Severn Trent pays charity £226,000 after pollution incident
Severn Trent has paid £226,000 to the Trent Rivers Trust following a sewage pollution three years ago, which caused the death of more than 2,000 fish.
The money is part of an Enforcement Undertaking (EU) offered by the utility firm to the Environment Agency for causing the incident, which occurred on the Rothley Brook, Leicestershire in August 2016.
The pollution was caused by two blockages in the Severn Trent foul sewer, which led to a discharge of sewage into the Thurcaston Brook, a tributary of the Rothley Brook.
The money will be used by the charity for water quality and restoration projects relating to the Thurcaston/Rothley Brook catchments, as well as other catchment improvements in the area.
Severn Trent also paid the Environment Agency’s incident response and enforcement costs in full and has agreed to take positive action at this site to improve their current infrastructure, inspection regime and raise staff and contractor awareness of pollution prevention and control.

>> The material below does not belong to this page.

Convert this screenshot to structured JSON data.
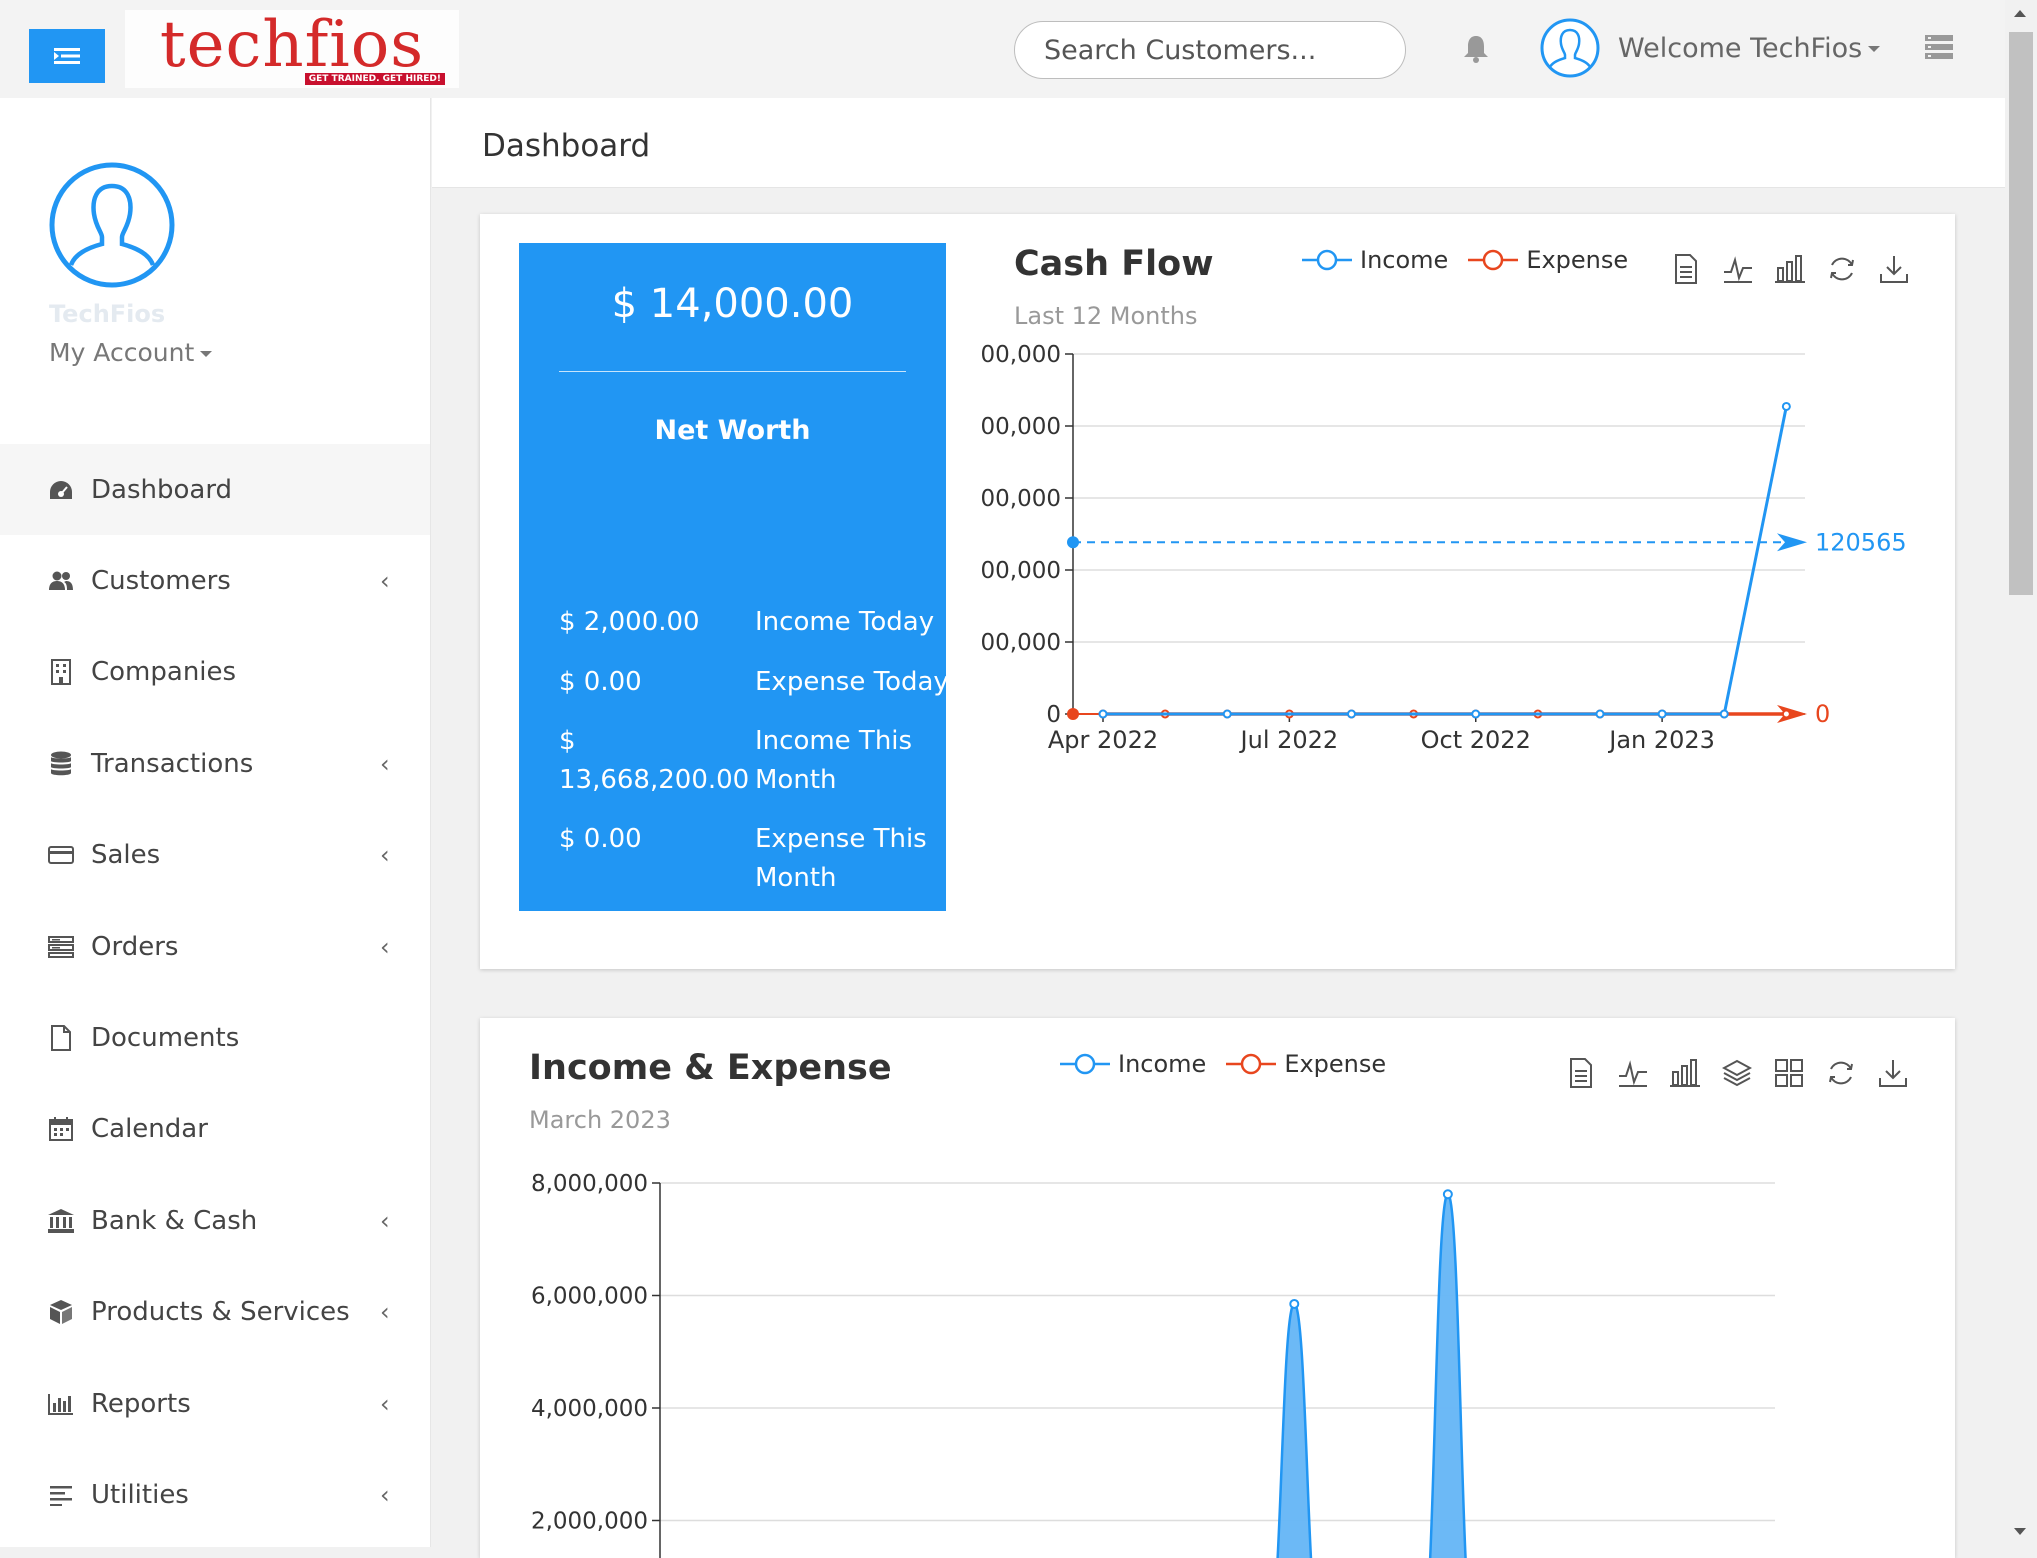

“Enforcement Undertakings allow polluters to positively address and restore the harm caused to the environment and prevent repeat incidents,” said Environment Agency officer, Lee Whitehouse.
“The Environment Agency is increasingly using this method of enforcement for suitable cases to restore the environment, improve practices of the offending company and avoid longer criminal court cases. However, we will prosecute in appropriate cases."
Trent Rivers Trust’s senior catchment manager (east), Kim Jennings, added: “The funds received from this Enforcement Undertaking have provided valuable financial support to enable many of our partners to deliver work in the catchment that would otherwise have not been possible.
“Several charities and local authorities are delivering projects to enhance the water quality and biodiversity of particular areas within the catchment. In addition, we are able to work with others such as a university and local community groups to increase general understanding and awareness of the impact of water pollution.
“Our planned work will increase the number and range of habitats and its overall value for wildlife. It will not only address the impact of the pollution event, but help restore both brooks to a healthy state for future generations to enjoy,” added Jennings.